Bodine's post earned him lots of criticism in the blogosphere, which David Barrett exhaustively summarizes at Linked In Lawyer.  Most of the commentary emphasizes that Twitter isn't an end in itself, but a supplement to other marketing tools, such as creating an introduction to warm up a cold call or other personal connection, or helping lawyers reinforce their personal brand.

2.  Are Listservs Obsolete?

Back in December, I made the point that the new generation of social media still hadn't rendered listservs obsolete.  Fast forward six months... and is that still the case?  Via the Legal History Blog, I came across this interesting article, Where Do Legal Listservs Fit in A Social Media World? by law librarian Greg Lambert.  Lambert notes that while listservs still remain a great way to build relationships, network, and discover new resources, at the same time, they have drawbacks such as "lazy research" (obvious questions sent out to 2500 members) and a tendency to generate flame wars if left unmoderated.  Lambert favors Ning (which I'll post about on Monday) as his tool of choice for combining the ease of use and spontaneity of listservs without the drawbacks.  I checked out the Law Librarian Ning that Lambert referenced -- and while it's a nice looking site, it lacks the fluid interaction of a listserv.  At the same time, the participants have all filled out bios, which can facilitate connections and networking.
December 22, 2008

Don't Leave the Listserv Off Your List When it Comes to Marketing

Without a doubt, social networking was the hottest new trend in marketing in 2008, and is destined to gain even more traction in 2009.  I'll be posting more about social networking at this blog, though if you can't wait, you're welcome to download my free ebook, Social Networking for Lawyers

However, as powerful as social networking may be, lawyers shouldn't neglect the listserv as a valuable tool for marketing.  For a variety of reasons, some lawyers have not made the transition to social networking, nor do they have any intention of doing so. Yet, these lawyers may be a source of referrals, or may need to collaborate with another lawyer or outsource a project.  By ignoring listservs, you miss out on a potential source of work.

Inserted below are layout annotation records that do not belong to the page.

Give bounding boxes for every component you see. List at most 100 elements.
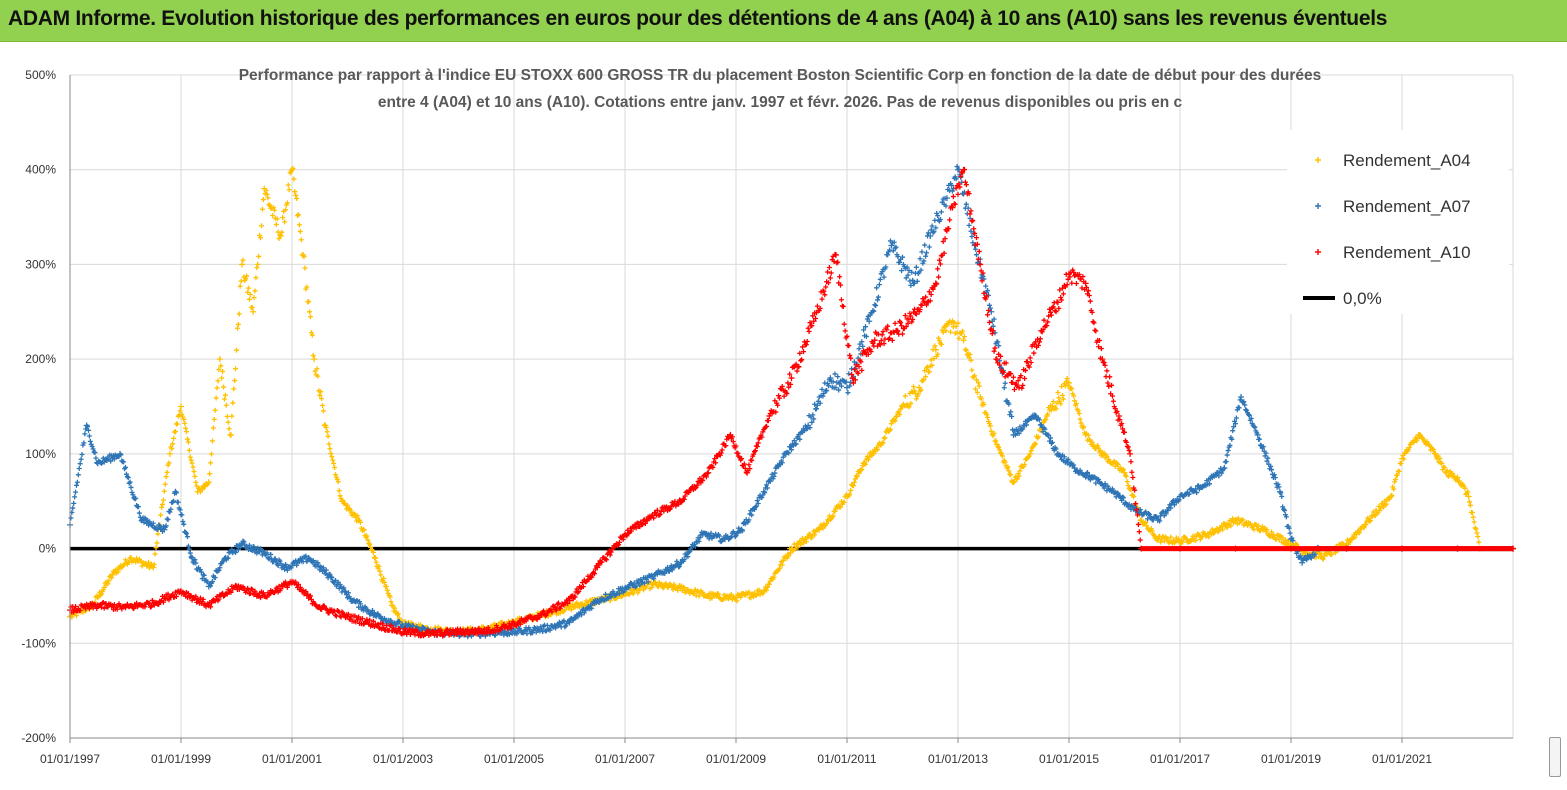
point-Rendement_A04 <box>1214 525 1220 531</box>
point-Rendement_A07 <box>1008 409 1014 415</box>
point-Rendement_A07 <box>918 267 924 273</box>
point-Rendement_A04 <box>896 409 902 415</box>
point-Rendement_A04 <box>213 395 219 401</box>
point-Rendement_A10 <box>985 312 991 318</box>
point-Rendement_A07 <box>284 567 290 573</box>
point-Rendement_A04 <box>1473 526 1479 532</box>
point-Rendement_A07 <box>811 416 817 422</box>
point-Rendement_A04 <box>1356 530 1362 536</box>
point-Rendement_A10 <box>784 391 790 397</box>
point-Rendement_A07 <box>347 596 353 602</box>
point-Rendement_A10 <box>946 226 952 232</box>
point-Rendement_A04 <box>160 501 165 507</box>
point-Rendement_A04 <box>304 284 310 290</box>
point-Rendement_A07 <box>1242 402 1248 408</box>
point-Rendement_A10 <box>970 218 976 224</box>
point-Rendement_A10 <box>868 349 874 355</box>
point-Rendement_A07 <box>1265 455 1271 461</box>
point-Rendement_A04 <box>1095 443 1101 449</box>
point-Rendement_A04 <box>314 366 320 372</box>
point-Rendement_A04 <box>115 569 121 575</box>
point-Rendement_A10 <box>924 302 930 308</box>
point-Rendement_A07 <box>912 280 918 286</box>
point-Rendement_A04 <box>974 377 979 383</box>
point-Rendement_A07 <box>968 228 974 234</box>
point-Rendement_A10 <box>259 593 265 599</box>
point-Rendement_A10 <box>552 604 558 610</box>
point-Rendement_A10 <box>1120 426 1126 432</box>
point-Rendement_A04 <box>1240 517 1246 523</box>
point-Rendement_A04 <box>145 562 151 568</box>
point-Rendement_A04 <box>812 532 818 538</box>
point-Rendement_A10 <box>733 443 739 449</box>
point-Rendement_A07 <box>721 536 727 542</box>
point-Rendement_A10 <box>343 615 349 621</box>
x-tick-label: 01/01/2001 <box>262 752 322 766</box>
y-tick-label: -100% <box>21 636 56 650</box>
point-Rendement_A04 <box>282 219 288 225</box>
point-Rendement_A07 <box>754 498 760 504</box>
point-Rendement_A04 <box>1017 468 1023 474</box>
point-Rendement_A10 <box>1056 305 1062 311</box>
point-Rendement_A07 <box>856 346 862 352</box>
point-Rendement_A04 <box>985 415 991 421</box>
point-Rendement_A07 <box>1233 421 1238 427</box>
point-Rendement_A04 <box>219 375 225 381</box>
point-Rendement_A10 <box>871 337 878 344</box>
point-Rendement_A07 <box>802 423 808 429</box>
point-Rendement_A07 <box>1065 456 1071 462</box>
point-Rendement_A04 <box>1264 527 1270 533</box>
point-Rendement_A07 <box>974 252 979 258</box>
point-Rendement_A04 <box>277 232 283 238</box>
point-Rendement_A04 <box>236 311 242 317</box>
point-Rendement_A04 <box>221 384 227 390</box>
point-Rendement_A10 <box>1069 280 1075 286</box>
resize-handle-icon[interactable] <box>1549 737 1561 777</box>
point-Rendement_A10 <box>1026 364 1032 370</box>
point-Rendement_A10 <box>94 605 100 611</box>
point-Rendement_A10 <box>961 167 967 173</box>
point-Rendement_A04 <box>388 599 394 605</box>
performance-chart: 500%400%300%200%100%0%-100%-200%01/01/19… <box>0 42 1567 790</box>
point-Rendement_A07 <box>1176 497 1182 503</box>
point-Rendement_A10 <box>580 584 586 590</box>
point-Rendement_A07 <box>852 366 858 372</box>
point-Rendement_A04 <box>776 565 782 571</box>
point-Rendement_A10 <box>1003 360 1009 366</box>
point-Rendement_A10 <box>877 342 883 348</box>
point-Rendement_A04 <box>209 451 215 457</box>
point-Rendement_A07 <box>123 464 128 470</box>
point-Rendement_A10 <box>957 184 963 190</box>
point-Rendement_A04 <box>1389 492 1395 498</box>
point-Rendement_A04 <box>1071 393 1077 399</box>
point-Rendement_A07 <box>1229 436 1235 442</box>
point-Rendement_A10 <box>1015 378 1021 384</box>
point-Rendement_A10 <box>555 600 561 606</box>
point-Rendement_A10 <box>851 366 857 372</box>
point-Rendement_A07 <box>863 333 869 339</box>
point-Rendement_A10 <box>1057 287 1063 293</box>
point-Rendement_A10 <box>1011 386 1017 392</box>
point-Rendement_A07 <box>874 285 880 291</box>
point-Rendement_A04 <box>1469 510 1475 516</box>
point-Rendement_A07 <box>1224 452 1230 458</box>
point-Rendement_A10 <box>173 594 179 600</box>
point-Rendement_A04 <box>320 403 326 409</box>
point-Rendement_A10 <box>438 627 444 633</box>
point-Rendement_A04 <box>1006 468 1012 474</box>
point-Rendement_A07 <box>199 576 205 582</box>
point-Rendement_A07 <box>732 534 738 540</box>
point-Rendement_A10 <box>934 281 940 287</box>
point-Rendement_A10 <box>441 632 447 638</box>
point-Rendement_A07 <box>1071 462 1077 468</box>
point-Rendement_A04 <box>164 469 170 475</box>
point-Rendement_A10 <box>185 590 191 596</box>
point-Rendement_A07 <box>685 554 691 560</box>
point-Rendement_A04 <box>1196 532 1201 538</box>
point-Rendement_A10 <box>905 320 911 326</box>
point-Rendement_A07 <box>697 535 703 541</box>
point-Rendement_A10 <box>676 501 682 507</box>
point-Rendement_A07 <box>844 384 850 391</box>
point-Rendement_A04 <box>271 207 277 213</box>
point-Rendement_A10 <box>825 269 831 275</box>
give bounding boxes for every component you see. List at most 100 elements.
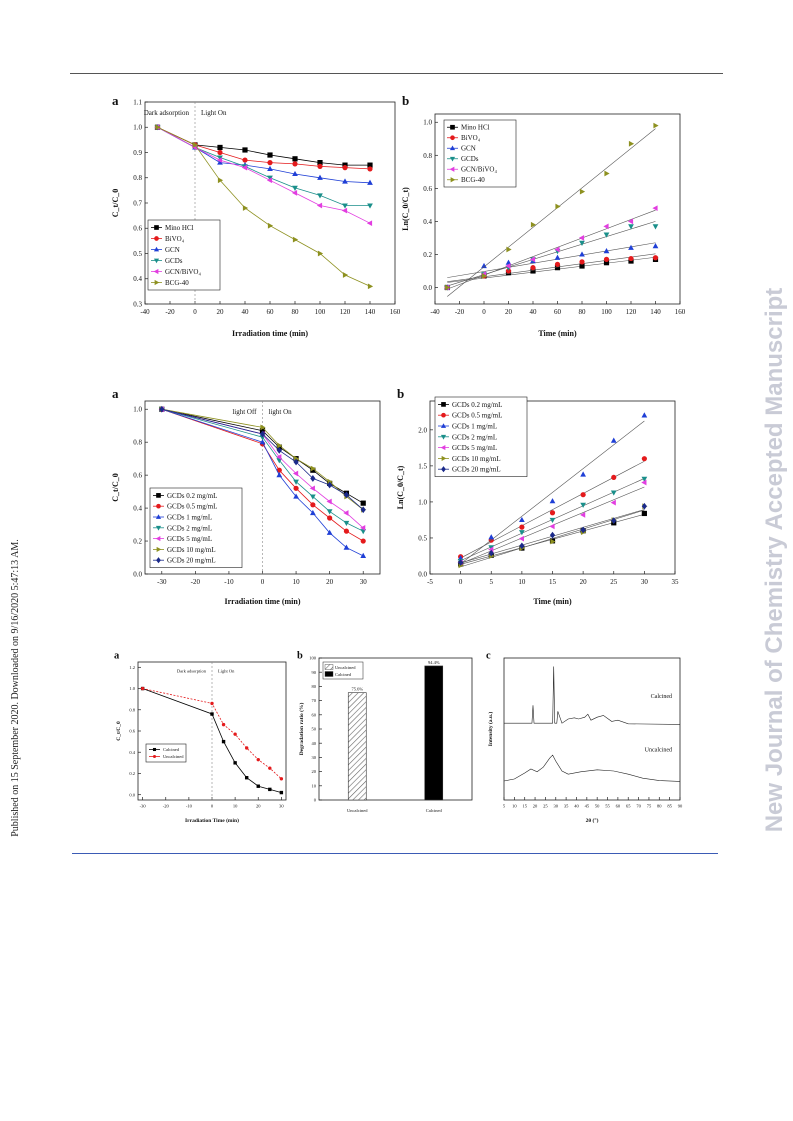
fig1b-panel-letter: b [402, 93, 409, 108]
fig2b-y-tick-label: 2.0 [418, 426, 427, 434]
fig1b-point-gcn-bivo [578, 235, 585, 241]
fig1b-point-bivo [652, 255, 659, 261]
figure-2a-chart: -30 -20 -10 0 10 20 30 0.0 0.2 0.4 0.6 0.8 1.0 Irradi… [111, 386, 381, 606]
fig3b-category-label-uncalcined: Uncalcined [347, 808, 368, 813]
fig2a-y-tick-label: 0.8 [133, 439, 142, 447]
fig2a-point-gcds-0-5-mg-ml [293, 485, 299, 491]
fig2b-x-axis-label: Time (min) [533, 597, 572, 606]
fig2a-y-tick-label: 0.2 [133, 537, 142, 545]
fig2a-point-gcds-0-2-mg-ml [360, 500, 366, 506]
fig1b-y-axis-label: Ln(C_0/C_t) [401, 187, 410, 231]
fig3a-x-tick-label: 20 [256, 804, 261, 809]
fig2a-x-tick-label: -30 [157, 578, 167, 586]
fig1a-point-gcn [267, 165, 273, 171]
fig1a-y-tick-label: 0.9 [133, 149, 142, 157]
fig2a-point-gcds-10-mg-ml [277, 442, 283, 449]
fig1a-point-gcn [317, 174, 323, 180]
fig1a-point-gcn [292, 170, 298, 177]
fig1b-y-tick-label: 0.2 [423, 251, 432, 259]
fig1b-point-bcg-40 [555, 203, 561, 210]
fig3a-legend-label-uncalcined: Uncalcined [163, 754, 184, 759]
fig1b-y-tick-label: 0.6 [423, 185, 432, 193]
fig2b-legend-marker-gcds-10-mg-ml [441, 455, 447, 461]
fig2b-point-gcds-0-2-mg-ml [641, 510, 647, 517]
fig2a-point-gcds-1-mg-ml [309, 509, 316, 516]
fig1a-line-gcn [157, 126, 371, 184]
fig2b-y-tick-label: 1.5 [418, 462, 427, 470]
fig1b-point-gcn [652, 243, 659, 249]
fig1b-point-gcn [628, 244, 634, 250]
fig1a-point-gcn-bivo [341, 207, 348, 214]
fig3b-y-tick-label: 100 [309, 656, 317, 661]
fig2a-legend-label-gcds-0-5-mg-ml: GCDs 0.5 mg/mL [167, 503, 217, 511]
fig1a-line-gcds [157, 126, 370, 206]
fig3a-x-tick-label: 30 [279, 804, 284, 809]
fig1a-legend-label-mino-hcl: Mino HCl [165, 224, 194, 232]
fig3a-point-calcined [244, 776, 249, 780]
fig3a-legend-marker-calcined [152, 747, 157, 752]
fig3b-y-tick-label: 40 [312, 741, 317, 746]
fig1a-x-tick-label: 120 [340, 308, 351, 316]
fig1a-x-tick-label: 100 [315, 308, 326, 316]
fig1b-point-mino-hcl [579, 263, 585, 269]
fig1a-x-tick-label: 80 [292, 308, 300, 316]
fig1b-y-tick-label: 0.8 [423, 152, 432, 160]
journal-watermark-text: New Journal of Chemistry Accepted Manusc… [761, 287, 788, 833]
fig3a-point-calcined [279, 790, 284, 795]
fig1a-y-tick-label: 0.6 [133, 225, 142, 233]
fig1b-legend-label-gcds: GCDs [461, 155, 479, 163]
fig1b-point-gcn-bivo [554, 246, 560, 253]
fig3c-x-tick-label: 30 [554, 804, 559, 809]
fig1b-point-bcg-40 [579, 188, 586, 195]
fig3c-x-tick-label: 25 [543, 804, 548, 809]
fig2b-series-gcds-1-mg-ml [457, 412, 648, 565]
fig1a-point-gcds [342, 203, 348, 209]
fig1b-point-bcg-40 [481, 273, 488, 279]
fig3a-y-tick-label: 0.0 [129, 792, 135, 797]
fig1b-point-gcn [481, 262, 487, 269]
fig1b-point-bivo [628, 255, 634, 262]
fig1a-line-mino-hcl [157, 126, 370, 166]
fig2a-point-gcds-2-mg-ml [309, 494, 316, 500]
fig2a-x-tick-label: 10 [293, 578, 301, 586]
fig2a-point-gcds-1-mg-ml [326, 529, 333, 535]
fig1a-point-gcds [217, 155, 223, 161]
fig2a-annotation-dark: light Off [232, 408, 257, 416]
fig2b-point-gcds-0-5-mg-ml [580, 492, 586, 498]
fig1b-x-axis-label: Time (min) [538, 329, 577, 338]
fig2b-y-axis-label: Ln(C_0/C_t) [396, 465, 405, 509]
figure-2b-chart: -5 0 5 10 15 20 25 30 35 0.0 0.5 1.0 1.5 2.0 Time (min… [396, 386, 679, 606]
fig2b-legend-label-gcds-10-mg-ml: GCDs 10 mg/mL [452, 455, 501, 463]
fig1a-series-gcds [154, 125, 373, 209]
fig1a-annotation-dark: Dark adsorption [144, 109, 190, 117]
fig2b-point-gcds-20-mg-ml [458, 559, 464, 566]
fig3a-x-tick-label: -30 [140, 804, 147, 809]
fig3c-pattern-calcined [504, 666, 681, 725]
fig1b-point-gcds [603, 232, 610, 238]
fig1a-point-mino-hcl [367, 162, 373, 168]
fig3a-x-tick-label: 10 [233, 804, 238, 809]
fig2b-legend-label-gcds-1-mg-ml: GCDs 1 mg/mL [452, 422, 497, 430]
fig2a-point-gcds-0-5-mg-ml [360, 538, 366, 544]
fig1a-x-tick-label: 20 [217, 308, 225, 316]
fig1a-point-bcg-40 [367, 283, 374, 290]
fig3a-y-tick-label: 0.4 [129, 750, 135, 755]
fig1b-x-tick-label: 120 [626, 308, 637, 316]
fig1b-legend-marker-mino-hcl [450, 124, 455, 130]
fig1a-point-bcg-40 [342, 272, 349, 278]
fig3a-point-calcined [221, 739, 226, 744]
fig3b-y-tick-label: 50 [312, 727, 317, 732]
fig2b-x-tick-label: 20 [580, 578, 588, 586]
fig1b-point-gcn-bivo [603, 223, 609, 230]
fig1b-point-bivo [603, 256, 610, 262]
fig2b-point-gcds-2-mg-ml [610, 490, 617, 496]
fig1b-point-gcn [579, 251, 585, 257]
fig1b-legend-marker-gcds [449, 156, 456, 162]
fig3b-bar-value-uncalcined: 75.6% [351, 687, 363, 692]
fig1a-y-tick-label: 0.5 [133, 250, 142, 258]
fig1b-fit-line-mino-hcl [447, 256, 656, 283]
fig3c-x-tick-label: 75 [647, 804, 652, 809]
fig1a-point-gcn [217, 159, 223, 165]
fig2a-line-gcds-1-mg-ml [161, 408, 364, 557]
fig2b-legend-marker-gcds-20-mg-ml [441, 466, 446, 473]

In many ways, listservs are a precursor to social networking tools.  Listservs are essentially a mailing list dedicated to a particular topic where users can post messages and receive responses via email.  Listservs enable users to ask each other questions, exchange information, and engage in conversations on a variety of topics.  Over time, many listservs may morph from pure business to include personal discussion as well, thus creating the same sense of community as social networking sites like Facebook or Twitter.

Solosez is perhaps one of the best known listservs for solo and small firm lawyers.  Now a decade old, Solosez boasts more than 3,000 members, making it -- as some refer to it -- the nation's largest virtual law firm.  These days, most state bar sections have listservs, as do specialty bar associations dedicated to practice area specialties like litigation, estate planning, or bankruptcy.

Some lawyers prefer the convenience of a listserv, since messages flow directly into their inbox instead of requiring them to log on to a site.  On the other hand, some lawyers avoid listservs, particularly high volume ones like Solosez, because the thought of 150 daily emails flooding their inbox is overwhelming -- though the email problem is easily cured if you manage your participation properly

 Below are a few tips for maximizing the marketing value of a listserv in your practice.

1.  Choose your lists wisely

Just because listservs are a useful marketing tool doesn't mean that you need to go overboard.  Limit yourself to two or three lists, with at least one of them being a low volume list.  If you spread yourself too thin, you'll either find yourself reading emails all day long or you won't have time to participate meaningfully in any of the lists.